La segretaria del Partito Democratico, Elly Schlein, ha recentemente deciso di apporre la sua firma al referendum proposto dalla CGIL contro il Jobs Act, senza convocare alcun organo interno del partito per un dibattito pre-decisionale. Tale scelta solleva interrogativi sul metodo decisionale adottato, in netto contrasto con il racconto del “partito-comunità”, un principio a lungo sostenuto dalla stessa Schlein.
Il senatore Enrico Borghi, capogruppo al Senato di Italia Viva, ha espresso la sua critica attraverso i social media, accusando Schlein di adottare un “decisionismo personalistico e maggioritario”, una pratica che si pensava fosse superata all’interno del PD, ora descritto ironicamente come “PdS (Partito di Schlein)”.

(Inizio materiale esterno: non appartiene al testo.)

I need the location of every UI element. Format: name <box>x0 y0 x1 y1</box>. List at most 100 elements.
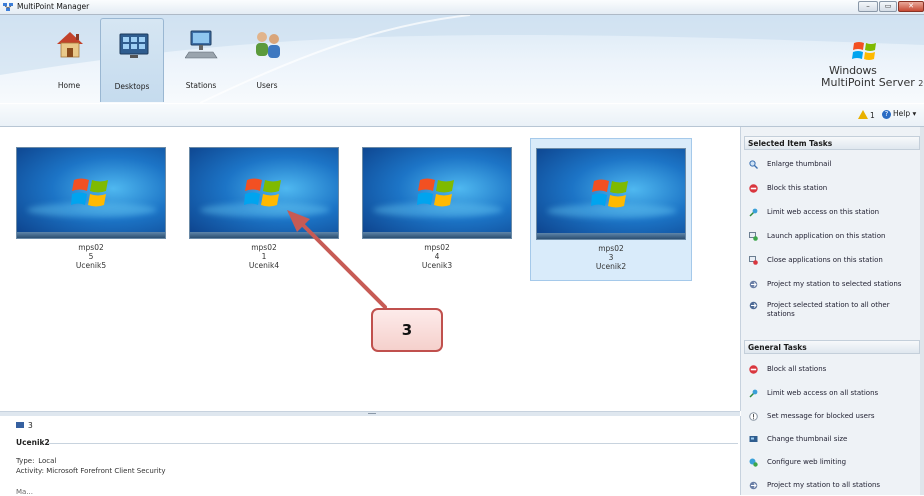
station-thumbnail[interactable]: mps02 5 Ucenik5 <box>10 138 172 270</box>
desktop-preview <box>16 147 166 239</box>
alert-count: 1 <box>870 111 875 120</box>
desktop-preview <box>189 147 339 239</box>
windows-logo-icon <box>852 42 876 60</box>
station-icon <box>16 422 24 428</box>
tasks-pane: Selected Item Tasks Enlarge thumbnail Bl… <box>741 127 924 495</box>
project-all-icon <box>749 301 758 310</box>
tab-home-label: Home <box>57 81 81 90</box>
ribbon: Home Desktops Stations Users Windows Mul… <box>0 15 924 103</box>
help-label: Help <box>893 109 911 118</box>
type-label: Type: <box>16 457 35 465</box>
task-label: Block all stations <box>767 365 827 373</box>
tool-strip: 1 ? Help ▾ <box>0 104 924 127</box>
tab-desktops-label: Desktops <box>114 82 150 91</box>
maximize-button[interactable]: ▭ <box>879 1 897 12</box>
web-limit-icon <box>749 389 758 398</box>
minimize-button[interactable]: – <box>858 1 878 12</box>
house-icon <box>57 32 83 58</box>
minimize-icon: – <box>866 2 870 10</box>
web-limit-icon <box>749 208 758 217</box>
help-icon: ? <box>882 110 891 119</box>
desktops-view: mps02 5 Ucenik5 mps02 1 Ucenik4 mps02 4 … <box>0 127 741 411</box>
details-activity-row: Activity: Microsoft Forefront Client Sec… <box>16 467 166 475</box>
product-brand: Windows MultiPoint Server 201 <box>794 39 924 99</box>
brand-product-name: MultiPoint Server <box>821 76 915 89</box>
thumbnail-station-number: 3 <box>608 253 614 262</box>
task-label: Limit web access on all stations <box>767 389 879 397</box>
task-label: Close applications on this station <box>767 256 883 264</box>
maximize-icon: ▭ <box>884 2 892 10</box>
details-user: Ucenik2 <box>16 438 50 447</box>
tab-users-label: Users <box>256 81 278 90</box>
task-label: Block this station <box>767 184 828 192</box>
windows-logo-icon <box>591 179 628 208</box>
task-label: Set message for blocked users <box>767 412 875 420</box>
thumbnail-host: mps02 <box>424 243 450 252</box>
thumbnail-user: Ucenik5 <box>75 261 107 270</box>
thumbnail-host: mps02 <box>251 243 277 252</box>
windows-logo-icon <box>244 178 281 207</box>
thumbnail-user: Ucenik4 <box>248 261 280 270</box>
details-type-row: Type: Local <box>16 457 56 465</box>
selected-tasks-header[interactable]: Selected Item Tasks <box>744 136 920 150</box>
task-label: Enlarge thumbnail <box>767 160 832 168</box>
details-pane: 3 Ucenik2 Type: Local Activity: Microsof… <box>0 416 741 496</box>
tab-desktops[interactable]: Desktops <box>100 18 164 102</box>
tab-users[interactable]: Users <box>235 18 299 102</box>
close-app-icon <box>749 256 758 265</box>
block-icon <box>749 365 758 374</box>
tasks-scrollbar[interactable] <box>920 127 924 495</box>
windows-logo-icon <box>71 178 108 207</box>
tab-home[interactable]: Home <box>37 18 101 102</box>
tab-stations[interactable]: Stations <box>169 18 233 102</box>
magnifier-icon <box>749 160 758 169</box>
launch-app-icon <box>749 232 758 241</box>
window-title: MultiPoint Manager <box>17 2 90 11</box>
stations-icon <box>185 30 218 59</box>
desktop-preview <box>362 147 512 239</box>
block-icon <box>749 184 758 193</box>
task-label: Project selected station to all other st… <box>767 301 890 318</box>
project-icon <box>749 280 758 289</box>
thumbnail-station-number: 4 <box>434 252 440 261</box>
desktops-icon <box>119 33 149 58</box>
title-bar: MultiPoint Manager – ▭ ✕ <box>0 0 924 15</box>
station-thumbnail-selected[interactable]: mps02 3 Ucenik2 <box>530 138 692 281</box>
alerts-button[interactable]: 1 <box>858 110 875 120</box>
chevron-down-icon: ▾ <box>912 109 917 118</box>
station-thumbnail[interactable]: mps02 1 Ucenik4 <box>183 138 345 270</box>
task-label: Project my station to all stations <box>767 481 881 489</box>
task-label: Project my station to selected stations <box>767 280 902 288</box>
web-config-icon <box>749 458 758 467</box>
brand-version: 201 <box>918 79 924 88</box>
message-icon <box>749 412 758 421</box>
thumbnail-host: mps02 <box>78 243 104 252</box>
type-value: Local <box>38 457 57 465</box>
task-label: Change thumbnail size <box>767 435 848 443</box>
app-icon <box>3 3 13 11</box>
brand-line2: MultiPoint Server 201 <box>821 76 924 89</box>
general-tasks-header[interactable]: General Tasks <box>744 340 920 354</box>
close-button[interactable]: ✕ <box>898 1 924 12</box>
tab-stations-label: Stations <box>185 81 217 90</box>
windows-logo-icon <box>417 178 454 207</box>
thumbnail-size-icon <box>749 436 758 442</box>
warning-icon <box>858 110 868 119</box>
details-station: 3 <box>16 421 33 430</box>
station-thumbnail[interactable]: mps02 4 Ucenik3 <box>356 138 518 270</box>
task-label: Launch application on this station <box>767 232 886 240</box>
thumbnail-user: Ucenik2 <box>595 262 627 271</box>
project-icon <box>749 481 758 490</box>
help-menu[interactable]: ? Help ▾ <box>882 109 916 119</box>
task-label: Configure web limiting <box>767 458 847 466</box>
thumbnail-station-number: 1 <box>261 252 267 261</box>
task-label: Limit web access on this station <box>767 208 880 216</box>
users-icon <box>256 32 280 58</box>
step-callout: 3 <box>371 308 443 352</box>
divider <box>48 443 738 444</box>
details-station-number: 3 <box>28 421 33 430</box>
thumbnail-host: mps02 <box>598 244 624 253</box>
thumbnail-user: Ucenik3 <box>421 261 453 270</box>
activity-label: Activity: <box>16 467 45 475</box>
close-icon: ✕ <box>908 2 914 10</box>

Secondo Borghi, nonostante gli appelli alla prudenza da parte degli esponenti dell’ala “riformista” del partito, la segretaria ha scelto di ignorare tali voci, affermando piuttosto una netta divergenza dalla linea politica e dalle decisioni storiche del partito. La decisione di Schlein sembra quindi rincorrere le posizioni di altri partiti e movimenti, come evidenziato dalle sue recenti alleanze con la CGIL, il Movimento Cinque Stelle e l’Alleanza Verdi e Sinistra.
Questo episodio ha scatenato anche la reazione di Matteo Renzi, ex leader del PD e ora alla guida di Italia Viva, che ha prontamente criticato l’azione di Schlein. Renzi ha sottolineato la contraddizione tra la firma della segretaria e le politiche passate del partito, facendo emergere una chiara divisione su temi di rilevanza nazionale come la riforma del lavoro. “Loro stanno dalla parte dei sussidi, noi dalla parte del lavoro”, ha commentato Renzi, mettendo in dubbio la coerenza della leadership attuale del PD e lanciando un appello ai membri riformisti del partito.
L’azione di Schlein e le reazioni susseguenti delineano un panorama di tensioni interne e di sfide ideologiche all’interno del Partito Democratico, testimoniando una fase di significativa trasformazione e di potenziale frattura.